Sources: This piece draws on the Oregon Revised Statutes governing minor consent to medical care — ORS 109.640 (general medical, dental, and reproductive health consent), ORS 109.675 (outpatient mental health and substance treatment consent), and ORS 109.610 (treatment for sexually transmitted disease) — read directly from the Oregon Legislature’s published code rather than secondhand summaries. Hospital-system proxy access policies were pulled from each provider’s own MyChart documentation and patient-facing FAQ pages: OHSU, Adventist Health Portland, Providence, and Salem Health for the Oregon-specific comparisons, and Yale New Haven Health (Connecticut), MultiCare (Washington and Idaho), Loma Linda University Health (California), and BJC/WashU (Missouri) for the multi-state architecture comparison.

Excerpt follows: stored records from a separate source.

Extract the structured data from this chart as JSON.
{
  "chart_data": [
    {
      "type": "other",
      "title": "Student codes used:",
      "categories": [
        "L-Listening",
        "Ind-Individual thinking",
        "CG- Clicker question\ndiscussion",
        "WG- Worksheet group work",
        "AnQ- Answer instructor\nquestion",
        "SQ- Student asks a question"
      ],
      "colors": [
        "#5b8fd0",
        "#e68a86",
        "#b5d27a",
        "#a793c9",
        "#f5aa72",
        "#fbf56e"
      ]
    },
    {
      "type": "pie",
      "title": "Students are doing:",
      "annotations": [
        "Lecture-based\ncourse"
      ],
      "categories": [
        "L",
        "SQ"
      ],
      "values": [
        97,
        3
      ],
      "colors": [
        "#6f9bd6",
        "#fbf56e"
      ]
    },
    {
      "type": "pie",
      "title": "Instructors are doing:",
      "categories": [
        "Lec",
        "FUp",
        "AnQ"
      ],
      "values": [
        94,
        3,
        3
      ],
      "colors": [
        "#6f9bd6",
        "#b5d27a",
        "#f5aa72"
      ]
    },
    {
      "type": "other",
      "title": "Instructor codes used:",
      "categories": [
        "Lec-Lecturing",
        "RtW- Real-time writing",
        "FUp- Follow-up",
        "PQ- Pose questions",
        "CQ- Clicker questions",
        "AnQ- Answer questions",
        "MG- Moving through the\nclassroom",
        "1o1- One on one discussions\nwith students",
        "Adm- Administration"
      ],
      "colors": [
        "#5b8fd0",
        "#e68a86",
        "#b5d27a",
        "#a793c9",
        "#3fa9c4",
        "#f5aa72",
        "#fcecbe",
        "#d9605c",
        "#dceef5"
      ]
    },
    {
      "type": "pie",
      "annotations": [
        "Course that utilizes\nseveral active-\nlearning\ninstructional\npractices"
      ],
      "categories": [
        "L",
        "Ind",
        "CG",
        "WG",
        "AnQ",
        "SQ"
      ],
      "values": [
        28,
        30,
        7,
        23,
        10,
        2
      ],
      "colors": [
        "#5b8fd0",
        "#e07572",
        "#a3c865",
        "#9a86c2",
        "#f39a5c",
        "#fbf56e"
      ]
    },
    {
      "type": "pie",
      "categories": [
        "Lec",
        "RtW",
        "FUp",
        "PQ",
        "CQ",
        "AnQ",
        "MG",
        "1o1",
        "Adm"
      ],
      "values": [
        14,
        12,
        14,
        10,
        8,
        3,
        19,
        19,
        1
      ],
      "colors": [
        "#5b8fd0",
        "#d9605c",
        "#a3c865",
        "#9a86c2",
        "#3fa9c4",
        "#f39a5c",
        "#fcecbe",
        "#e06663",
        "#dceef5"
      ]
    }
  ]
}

Federal framework context comes from HIPAA’s personal-representative provisions governing parental access to a minor’s protected health information and the 21st Century Cures Act’s information-blocking rule, which requires providers to make records electronically available while simultaneously prohibiting disclosure of legally protected categories of adolescent care. The originating viral claim — an X post from the account @bluelivesmtr recounting an Oregon mother’s experience at her son’s doctor’s office — is characterized here as an anecdote requiring independent verification, not as a sourced fact; neither the parent nor the account has been confirmed.